The price of the transaction was not disclosed, but the deal is expected to be complete this week, CNBC reported.
Todd Siegel, CEO of cxLoyalty Group Holdings, said in a statement that the transaction is “compelling” and will benefit all of the company’s stakeholders. CEO since 2013, Siegel will continue to lead the company following the acquisition.
“cxLoyalty will continue to strengthen and expand the value of relationships for its clients and their customers through its leading technology, rewards content in relevant categories including travel, gift cards and merchandise, and world-class personalized customer experience,” Siegel said in the statement.
He added in the statement that he anticipates the transition will go smoothly and noted that the company’s staff “worked tirelessly to achieve this milestone.”
Headquartered in Stamford, Connecticut, and privately held, cxLoyalty said it serves some 70 million people across 19 countries.

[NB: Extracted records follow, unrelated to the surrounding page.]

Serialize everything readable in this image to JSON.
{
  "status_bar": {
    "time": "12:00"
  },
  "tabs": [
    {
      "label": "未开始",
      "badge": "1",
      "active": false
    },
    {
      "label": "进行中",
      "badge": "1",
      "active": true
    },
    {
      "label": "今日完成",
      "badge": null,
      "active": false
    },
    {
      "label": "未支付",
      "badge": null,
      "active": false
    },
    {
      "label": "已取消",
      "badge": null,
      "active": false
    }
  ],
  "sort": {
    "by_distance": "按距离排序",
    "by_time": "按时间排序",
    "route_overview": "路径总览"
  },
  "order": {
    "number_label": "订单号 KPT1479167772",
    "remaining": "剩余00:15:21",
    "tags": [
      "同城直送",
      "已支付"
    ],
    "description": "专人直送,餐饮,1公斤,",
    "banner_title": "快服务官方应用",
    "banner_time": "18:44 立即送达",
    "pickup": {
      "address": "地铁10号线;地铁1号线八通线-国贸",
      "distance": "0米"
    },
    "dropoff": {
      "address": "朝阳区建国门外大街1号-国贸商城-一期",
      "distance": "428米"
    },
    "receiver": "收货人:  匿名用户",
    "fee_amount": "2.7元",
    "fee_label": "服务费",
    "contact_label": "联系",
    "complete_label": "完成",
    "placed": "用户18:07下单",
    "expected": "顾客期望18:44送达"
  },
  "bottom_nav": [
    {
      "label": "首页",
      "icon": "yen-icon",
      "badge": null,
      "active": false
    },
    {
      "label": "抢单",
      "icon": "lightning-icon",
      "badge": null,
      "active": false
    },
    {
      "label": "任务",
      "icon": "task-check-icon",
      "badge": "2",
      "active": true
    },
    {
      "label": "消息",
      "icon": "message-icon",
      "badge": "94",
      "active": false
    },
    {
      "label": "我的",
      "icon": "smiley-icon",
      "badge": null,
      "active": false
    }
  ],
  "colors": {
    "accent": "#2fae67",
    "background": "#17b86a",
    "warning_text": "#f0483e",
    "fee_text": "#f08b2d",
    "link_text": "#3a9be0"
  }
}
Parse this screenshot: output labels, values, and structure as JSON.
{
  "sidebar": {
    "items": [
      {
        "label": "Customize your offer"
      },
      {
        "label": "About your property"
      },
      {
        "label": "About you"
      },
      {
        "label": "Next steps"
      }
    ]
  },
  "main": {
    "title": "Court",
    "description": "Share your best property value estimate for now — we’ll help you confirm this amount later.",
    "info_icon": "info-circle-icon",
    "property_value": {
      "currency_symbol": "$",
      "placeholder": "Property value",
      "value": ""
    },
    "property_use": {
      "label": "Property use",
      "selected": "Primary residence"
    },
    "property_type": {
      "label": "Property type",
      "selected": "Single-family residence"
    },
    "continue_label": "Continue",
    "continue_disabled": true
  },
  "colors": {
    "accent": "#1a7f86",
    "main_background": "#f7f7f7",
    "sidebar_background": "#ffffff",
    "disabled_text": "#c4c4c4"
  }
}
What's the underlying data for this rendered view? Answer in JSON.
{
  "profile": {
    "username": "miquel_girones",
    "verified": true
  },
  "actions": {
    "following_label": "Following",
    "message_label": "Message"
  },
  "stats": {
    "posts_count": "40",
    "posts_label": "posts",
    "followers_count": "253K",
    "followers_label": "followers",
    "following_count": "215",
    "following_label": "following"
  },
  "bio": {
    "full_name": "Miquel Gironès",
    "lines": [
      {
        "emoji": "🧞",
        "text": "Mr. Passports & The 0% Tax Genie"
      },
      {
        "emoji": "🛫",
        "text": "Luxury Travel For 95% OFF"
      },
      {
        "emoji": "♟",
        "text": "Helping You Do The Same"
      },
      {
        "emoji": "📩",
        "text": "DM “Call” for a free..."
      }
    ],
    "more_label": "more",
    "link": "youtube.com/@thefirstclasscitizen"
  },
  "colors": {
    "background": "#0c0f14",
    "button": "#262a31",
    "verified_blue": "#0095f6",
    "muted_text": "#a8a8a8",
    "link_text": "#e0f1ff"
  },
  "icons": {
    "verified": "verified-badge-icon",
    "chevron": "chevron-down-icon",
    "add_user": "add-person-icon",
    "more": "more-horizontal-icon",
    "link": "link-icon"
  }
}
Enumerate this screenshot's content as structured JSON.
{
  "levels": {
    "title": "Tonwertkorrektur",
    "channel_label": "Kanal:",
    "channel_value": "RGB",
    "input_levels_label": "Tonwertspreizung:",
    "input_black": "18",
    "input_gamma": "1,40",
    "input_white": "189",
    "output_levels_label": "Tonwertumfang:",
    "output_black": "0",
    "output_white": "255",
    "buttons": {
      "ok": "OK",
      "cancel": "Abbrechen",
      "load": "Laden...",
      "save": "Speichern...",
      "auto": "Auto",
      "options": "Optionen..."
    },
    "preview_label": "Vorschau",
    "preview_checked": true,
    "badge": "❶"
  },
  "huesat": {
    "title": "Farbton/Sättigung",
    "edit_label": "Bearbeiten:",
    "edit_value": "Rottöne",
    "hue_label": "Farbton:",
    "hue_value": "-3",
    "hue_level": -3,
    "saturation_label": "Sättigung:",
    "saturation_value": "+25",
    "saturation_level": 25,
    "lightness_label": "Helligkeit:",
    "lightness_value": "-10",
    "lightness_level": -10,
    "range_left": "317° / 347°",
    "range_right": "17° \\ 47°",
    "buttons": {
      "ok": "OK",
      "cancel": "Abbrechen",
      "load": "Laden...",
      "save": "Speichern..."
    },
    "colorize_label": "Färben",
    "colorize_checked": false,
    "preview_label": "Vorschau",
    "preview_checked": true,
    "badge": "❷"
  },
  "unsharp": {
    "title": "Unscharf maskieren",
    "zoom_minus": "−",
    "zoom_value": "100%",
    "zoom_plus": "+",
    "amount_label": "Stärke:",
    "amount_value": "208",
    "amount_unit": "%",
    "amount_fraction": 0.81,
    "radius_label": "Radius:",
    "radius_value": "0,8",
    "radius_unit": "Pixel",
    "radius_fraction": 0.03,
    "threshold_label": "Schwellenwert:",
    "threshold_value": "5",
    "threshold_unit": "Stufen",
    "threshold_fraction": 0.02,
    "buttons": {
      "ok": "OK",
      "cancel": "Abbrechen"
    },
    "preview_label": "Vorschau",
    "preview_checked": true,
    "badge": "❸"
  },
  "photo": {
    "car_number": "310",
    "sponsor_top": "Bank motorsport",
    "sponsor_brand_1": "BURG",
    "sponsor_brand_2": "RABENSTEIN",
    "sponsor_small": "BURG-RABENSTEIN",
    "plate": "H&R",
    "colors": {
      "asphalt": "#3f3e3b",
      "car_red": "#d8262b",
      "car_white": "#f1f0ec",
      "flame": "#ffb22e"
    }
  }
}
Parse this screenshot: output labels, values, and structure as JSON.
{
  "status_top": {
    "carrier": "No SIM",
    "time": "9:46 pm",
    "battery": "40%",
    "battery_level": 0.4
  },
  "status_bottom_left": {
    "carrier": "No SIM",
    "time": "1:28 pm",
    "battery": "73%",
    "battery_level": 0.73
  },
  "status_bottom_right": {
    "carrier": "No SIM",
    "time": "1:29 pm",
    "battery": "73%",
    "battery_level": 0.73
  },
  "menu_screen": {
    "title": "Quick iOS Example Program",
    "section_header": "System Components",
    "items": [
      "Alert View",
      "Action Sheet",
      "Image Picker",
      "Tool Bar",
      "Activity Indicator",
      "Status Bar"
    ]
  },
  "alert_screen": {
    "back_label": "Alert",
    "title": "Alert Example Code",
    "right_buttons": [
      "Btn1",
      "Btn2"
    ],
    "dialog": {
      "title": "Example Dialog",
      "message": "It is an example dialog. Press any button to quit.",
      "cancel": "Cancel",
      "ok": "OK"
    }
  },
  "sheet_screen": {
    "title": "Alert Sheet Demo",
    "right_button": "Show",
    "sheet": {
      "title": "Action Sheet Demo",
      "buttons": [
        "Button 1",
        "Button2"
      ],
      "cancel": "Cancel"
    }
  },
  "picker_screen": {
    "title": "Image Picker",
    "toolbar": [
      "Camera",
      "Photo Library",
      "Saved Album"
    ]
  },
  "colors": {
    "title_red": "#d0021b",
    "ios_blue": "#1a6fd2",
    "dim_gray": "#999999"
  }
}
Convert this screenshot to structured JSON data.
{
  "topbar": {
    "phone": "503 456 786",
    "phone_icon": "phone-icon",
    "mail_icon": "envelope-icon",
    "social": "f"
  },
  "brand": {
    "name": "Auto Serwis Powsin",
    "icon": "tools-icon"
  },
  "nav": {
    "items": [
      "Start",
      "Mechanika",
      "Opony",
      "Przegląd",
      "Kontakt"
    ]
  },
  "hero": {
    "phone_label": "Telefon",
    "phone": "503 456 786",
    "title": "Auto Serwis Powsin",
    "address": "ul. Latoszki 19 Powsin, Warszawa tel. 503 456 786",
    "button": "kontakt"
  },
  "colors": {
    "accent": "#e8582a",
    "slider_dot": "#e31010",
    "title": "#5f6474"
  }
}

“This investment demonstrates our commitment to deliver exceptional travel benefits at-scale to our large and rapidly growing customer base,” Marianne Lake, CEO of Consumer Lending at J.P. Morgan Chase, said in a press release. “People across the globe want to vacation and travel again, and hopefully that will become a reality for many in the near future.”
About 50 percent of cxLoyalty’s 3,100 employees will be tapped for a new unit, which will be part of J.P. Morgan’s retail division, according to the CNBC report. They will report to Lake.
The pandemic has taken a toll on travel, and with it, the need for travel-related rewards and loyalty programs. J.P. Morgan Chase’s Sapphire Reserve, for example, delaying an increase to annual membership fees in the hopes of avoiding card cancellations.
Microsoft’s Bill Gates has warned that he doesn’t see business travel coming back to pre-pandemic levels, but airlines are still hanging on to hope that the sector will have a strong rebound.